The urgency of advancing green chemistry from labs and computers into the industries is well-known. The Deep Eutectic Solvents (DESs) are a promising category of novel green solvents which simultaneously have the best advantages of liquids and solids. Furthermore, they can be designed or engineered to have the characteristics desired for a given application. However, since they are rather new, there are no general models available to predict the properties of DESs without requiring other properties as input. This is particularly a setback when screening is required for feasibility studies, since a vast number of DESs are envisioned. For the first time, this study presents five group contribution (GC) and five atomic contribution (AC) models for densities, refractive indices, heat capacities, speeds of sound, and surface tensions of DESs. The models, developed using the most up-to-date databank of various types of DESs, simply decompose the molecular structure into a number of predefined groups or atoms. The resulting AARD% of densities, refractive indices, heat capacities, speeds of sound and surface tensions were, respectively, 1.44, 0.37, 3.26, 1.62, and 7.59% for the GC models, and 2.49, 1.03, 9.93, 4.52 and 7.80% for the AC models. Perhaps, even more importantly for designer solvents, is the predictive capability of the models, which was also shown to be highly reliable. Accordingly, very simple, yet highly accurate models are provided that are global for DESs and needless of any physical property information, making them useful predictive tools for a category of green solvents, which is only starting to show its potentials in green technology.
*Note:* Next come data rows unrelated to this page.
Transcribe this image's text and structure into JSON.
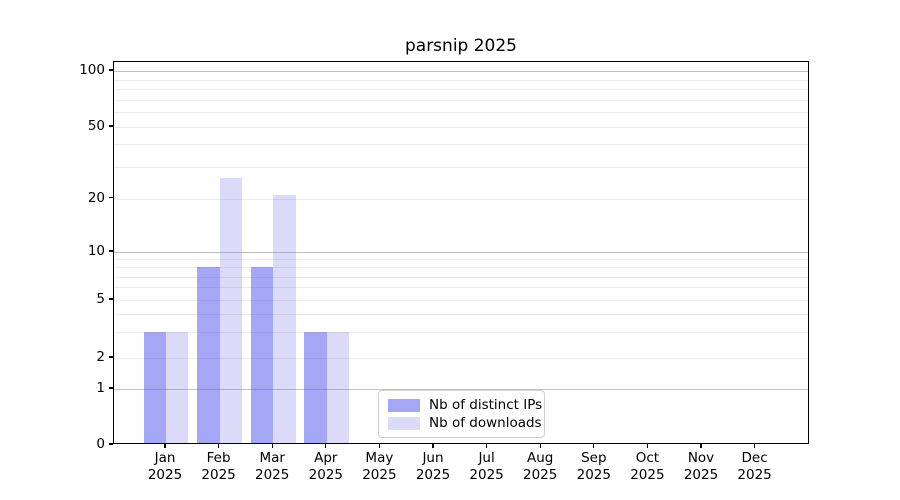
{
  "chart_data": {
    "type": "bar",
    "title": "parsnip 2025",
    "categories": [
      "Jan",
      "Feb",
      "Mar",
      "Apr",
      "May",
      "Jun",
      "Jul",
      "Aug",
      "Sep",
      "Oct",
      "Nov",
      "Dec"
    ],
    "x_tick_second_line": "2025",
    "series": [
      {
        "name": "Nb of distinct IPs",
        "color": "#a6a6f6",
        "values": [
          3,
          8,
          8,
          3,
          0,
          0,
          0,
          0,
          0,
          0,
          0,
          0
        ]
      },
      {
        "name": "Nb of downloads",
        "color": "#dbdbf9",
        "values": [
          3,
          26,
          21,
          3,
          0,
          0,
          0,
          0,
          0,
          0,
          0,
          0
        ]
      }
    ],
    "xlabel": "",
    "ylabel": "",
    "y_ticks": [
      0,
      1,
      2,
      5,
      10,
      20,
      50,
      100
    ],
    "ylim": [
      0,
      112
    ],
    "y_scale": "log-like with zero baseline",
    "grid": {
      "major_lines": [
        1,
        10,
        100
      ],
      "minor_lines": [
        2,
        3,
        4,
        5,
        6,
        7,
        8,
        9,
        20,
        30,
        40,
        50,
        60,
        70,
        80,
        90
      ],
      "drawn_over_bars": true
    },
    "legend": {
      "position": "lower center-right inside plot",
      "entries": [
        "Nb of distinct IPs",
        "Nb of downloads"
      ]
    }
  },
  "colors": {
    "background": "#ffffff",
    "axis": "#000000",
    "major_grid": "#c4c4c4",
    "minor_grid": "#ebebeb",
    "bar_distinct_ips": "#a6a6f6",
    "bar_downloads": "#dbdbf9"
  }
}
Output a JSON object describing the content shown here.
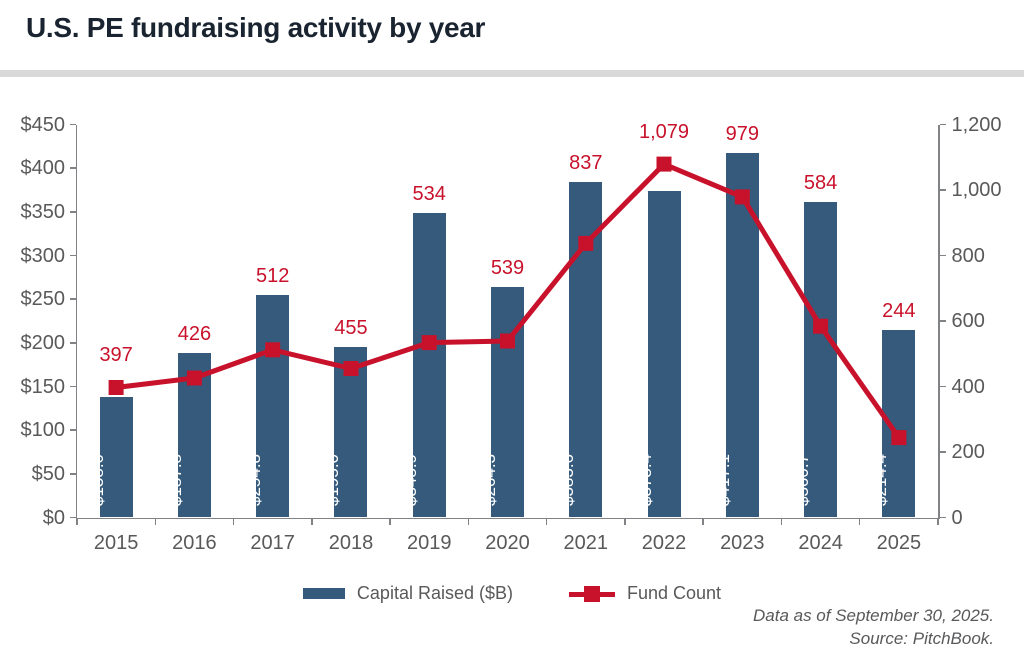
{
  "page": {
    "title": "U.S. PE fundraising activity by year"
  },
  "chart_data": {
    "type": "combo",
    "title": "U.S. PE fundraising activity by year",
    "categories": [
      "2015",
      "2016",
      "2017",
      "2018",
      "2019",
      "2020",
      "2021",
      "2022",
      "2023",
      "2024",
      "2025"
    ],
    "series": [
      {
        "name": "Capital Raised ($B)",
        "type": "bar",
        "axis": "left",
        "color": "#355a7c",
        "values": [
          138.0,
          187.8,
          254.8,
          195.0,
          348.9,
          264.3,
          383.6,
          373.4,
          417.1,
          360.7,
          214.4
        ],
        "labels": [
          "$138.0",
          "$187.8",
          "$254.8",
          "$195.0",
          "$348.9",
          "$264.3",
          "$383.6",
          "$373.4",
          "$417.1",
          "$360.7",
          "$214.4"
        ]
      },
      {
        "name": "Fund Count",
        "type": "line",
        "axis": "right",
        "color": "#c8122b",
        "values": [
          397,
          426,
          512,
          455,
          534,
          539,
          837,
          1079,
          979,
          584,
          244
        ],
        "labels": [
          "397",
          "426",
          "512",
          "455",
          "534",
          "539",
          "837",
          "1,079",
          "979",
          "584",
          "244"
        ]
      }
    ],
    "left_axis": {
      "min": 0,
      "max": 450,
      "tick_values": [
        450,
        400,
        350,
        300,
        250,
        200,
        150,
        100,
        50,
        0
      ],
      "tick_labels": [
        "$450",
        "$400",
        "$350",
        "$300",
        "$250",
        "$200",
        "$150",
        "$100",
        "$50",
        "$0"
      ]
    },
    "right_axis": {
      "min": 0,
      "max": 1200,
      "tick_values": [
        1200,
        1000,
        800,
        600,
        400,
        200,
        0
      ],
      "tick_labels": [
        "1,200",
        "1,000",
        "800",
        "600",
        "400",
        "200",
        "0"
      ]
    },
    "legend_position": "bottom",
    "grid": false,
    "bar_label_color": "#ffffff",
    "axis_text_color": "#595959",
    "axis_line_color": "#808285"
  },
  "footer": {
    "line1": "Data as of September 30, 2025.",
    "line2": "Source: PitchBook."
  }
}
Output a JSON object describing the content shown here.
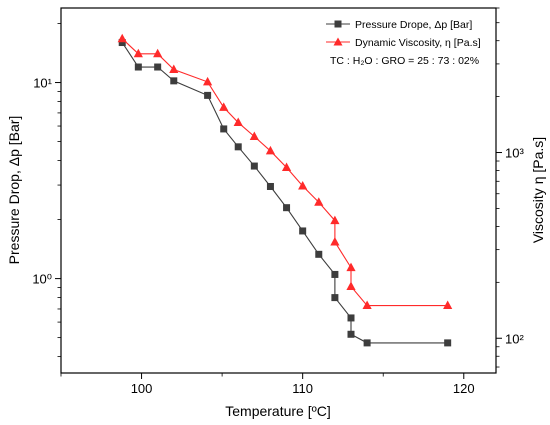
{
  "chart_data": {
    "type": "line",
    "xlabel": "Temperature [ºC]",
    "ylabel_left": "Pressure Drop, Δp [Bar]",
    "ylabel_right": "Viscosity η [Pa.s]",
    "xlim": [
      95,
      122
    ],
    "ylim_left": [
      0.33,
      24
    ],
    "ylim_right": [
      65,
      6000
    ],
    "yscale_left": "log",
    "yscale_right": "log",
    "x_ticks": [
      100,
      110,
      120
    ],
    "y_ticks_left": [
      {
        "value": 1,
        "label": "10⁰"
      },
      {
        "value": 10,
        "label": "10¹"
      }
    ],
    "y_ticks_right": [
      {
        "value": 100,
        "label": "10²"
      },
      {
        "value": 1000,
        "label": "10³"
      }
    ],
    "legend_position": "top-right",
    "legend_note": "TC : H₂O : GRO = 25 : 73 : 02%",
    "series": [
      {
        "name": "Pressure Drope, Δp [Bar]",
        "axis": "left",
        "color": "#3d3d3d",
        "marker": "square",
        "x": [
          98.8,
          99.8,
          101,
          102,
          104.1,
          105.1,
          106,
          107,
          108,
          109,
          110,
          111,
          112,
          112,
          113,
          113,
          114,
          119
        ],
        "y": [
          16,
          12,
          12,
          10.2,
          8.6,
          5.8,
          4.7,
          3.75,
          2.95,
          2.3,
          1.75,
          1.33,
          1.05,
          0.8,
          0.63,
          0.52,
          0.47,
          0.47
        ]
      },
      {
        "name": "Dynamic Viscosity, η   [Pa.s]",
        "axis": "right",
        "color": "#ff2a2a",
        "marker": "triangle",
        "x": [
          98.8,
          99.8,
          101,
          102,
          104.1,
          105.1,
          106,
          107,
          108,
          109,
          110,
          111,
          112,
          112,
          113,
          113,
          114,
          119
        ],
        "y": [
          4100,
          3400,
          3400,
          2800,
          2400,
          1750,
          1450,
          1220,
          1020,
          830,
          660,
          540,
          430,
          330,
          240,
          190,
          150,
          150
        ]
      }
    ]
  }
}
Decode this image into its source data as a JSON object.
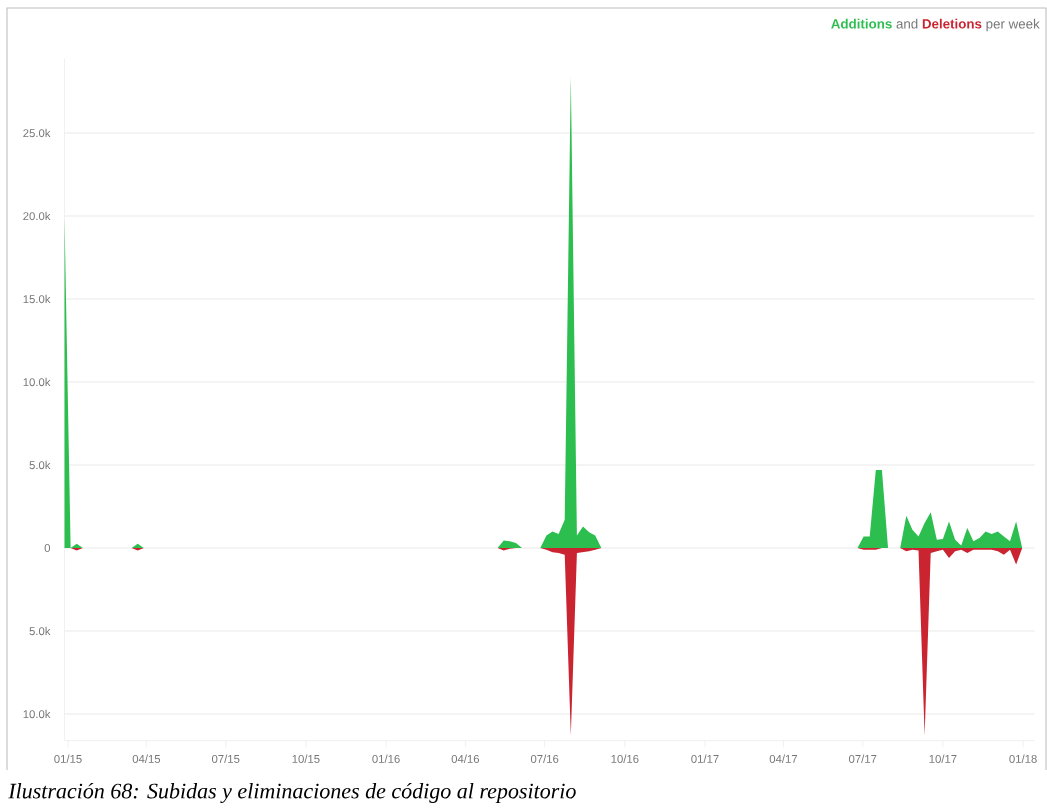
{
  "chart_data": {
    "type": "area",
    "x": [
      "2014-12-28",
      "2015-01-04",
      "2015-01-11",
      "2015-01-18",
      "2015-03-15",
      "2015-03-22",
      "2015-03-29",
      "2016-05-08",
      "2016-05-15",
      "2016-05-22",
      "2016-05-29",
      "2016-06-05",
      "2016-06-26",
      "2016-07-03",
      "2016-07-10",
      "2016-07-17",
      "2016-07-24",
      "2016-07-31",
      "2016-08-07",
      "2016-08-14",
      "2016-08-21",
      "2016-08-28",
      "2016-09-04",
      "2017-06-25",
      "2017-07-02",
      "2017-07-09",
      "2017-07-16",
      "2017-07-23",
      "2017-07-30",
      "2017-08-13",
      "2017-08-20",
      "2017-08-27",
      "2017-09-03",
      "2017-09-10",
      "2017-09-17",
      "2017-09-24",
      "2017-10-01",
      "2017-10-08",
      "2017-10-15",
      "2017-10-22",
      "2017-10-29",
      "2017-11-05",
      "2017-11-12",
      "2017-11-19",
      "2017-11-26",
      "2017-12-03",
      "2017-12-10",
      "2017-12-17",
      "2017-12-24",
      "2017-12-31"
    ],
    "series": [
      {
        "name": "Additions",
        "color": "#2cbe4e",
        "values": [
          19900,
          0,
          250,
          0,
          0,
          250,
          0,
          0,
          450,
          400,
          300,
          0,
          0,
          750,
          1000,
          850,
          1700,
          28400,
          750,
          1300,
          950,
          750,
          0,
          0,
          700,
          700,
          4700,
          4700,
          0,
          0,
          1950,
          1100,
          700,
          1500,
          2150,
          500,
          550,
          1600,
          500,
          150,
          1200,
          400,
          600,
          1000,
          850,
          1000,
          700,
          400,
          1600,
          0
        ]
      },
      {
        "name": "Deletions",
        "color": "#cb2431",
        "values": [
          0,
          0,
          -150,
          0,
          0,
          -150,
          0,
          0,
          -150,
          -50,
          0,
          0,
          0,
          -100,
          -250,
          -300,
          -400,
          -11300,
          -300,
          -250,
          -200,
          -100,
          0,
          0,
          -100,
          -100,
          -100,
          0,
          0,
          0,
          -200,
          -100,
          -150,
          -11300,
          -300,
          -200,
          -100,
          -600,
          -200,
          -100,
          -300,
          -100,
          -100,
          -100,
          -100,
          -200,
          -400,
          -100,
          -1000,
          0
        ]
      }
    ],
    "xlim": [
      "2014-12-28",
      "2018-01-14"
    ],
    "xticks": [
      {
        "value": "2015-01-01",
        "label": "01/15"
      },
      {
        "value": "2015-04-01",
        "label": "04/15"
      },
      {
        "value": "2015-07-01",
        "label": "07/15"
      },
      {
        "value": "2015-10-01",
        "label": "10/15"
      },
      {
        "value": "2016-01-01",
        "label": "01/16"
      },
      {
        "value": "2016-04-01",
        "label": "04/16"
      },
      {
        "value": "2016-07-01",
        "label": "07/16"
      },
      {
        "value": "2016-10-01",
        "label": "10/16"
      },
      {
        "value": "2017-01-01",
        "label": "01/17"
      },
      {
        "value": "2017-04-01",
        "label": "04/17"
      },
      {
        "value": "2017-07-01",
        "label": "07/17"
      },
      {
        "value": "2017-10-01",
        "label": "10/17"
      },
      {
        "value": "2018-01-01",
        "label": "01/18"
      }
    ],
    "ylim": [
      -11600,
      29500
    ],
    "yticks": [
      {
        "value": -10000,
        "label": "10.0k"
      },
      {
        "value": -5000,
        "label": "5.0k"
      },
      0,
      {
        "value": 5000,
        "label": "5.0k"
      },
      {
        "value": 10000,
        "label": "10.0k"
      },
      {
        "value": 15000,
        "label": "15.0k"
      },
      {
        "value": 20000,
        "label": "20.0k"
      },
      {
        "value": 25000,
        "label": "25.0k"
      }
    ],
    "grid": "y",
    "legend": "top right",
    "annotations": [
      "and",
      "per week",
      "Ilustración 68: Subidas y eliminaciones de código al repositorio"
    ]
  }
}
将绿色化学从实验室和计算机推进到工业领域的紧迫性是众所周知的。深共晶溶剂(DESs)是一类很有前景的新型绿色溶剂,它同时具备液体和固体的最佳优点。此外,它们可以被设计或改造以具备特定应用所需的特性。然而,由于它们相当新,目前还没有通用模型可用于在不需要其他性质作为输入的情况下预测DESs的性质。当可行性研究需要进行筛选时,这尤其不利,因为设想了大量的DESs。本研究首次提出了五个基团贡献(GC)模型和五个原子贡献(AC)模型,用于预测DESs的密度、折射率、热容、声速和表面张力。这些模型是利用各类DESs的最新数据库开发的,只需将分子结构分解为一些预定义的基团或原子。GC模型得到的密度、折射率、热容、声速和表面张力的平均绝对相对偏差(AARD%)分别为1.44%、0.37%、3.26%、1.62%和7.59%,AC模型的分别为2.49%、1.03%、9.93%、4.52%和7.80%。也许,对于定制溶剂来说更重要的是这些模型的预测能力,事实也证明其高度可靠。因此,提供了非常简单但高度准确的全局适用于DESs的模型,且无需任何物理性质信息,使其成为一类绿色溶剂的有用预测工具,这类绿色溶剂才刚刚开始在绿色技术中展现其潜力。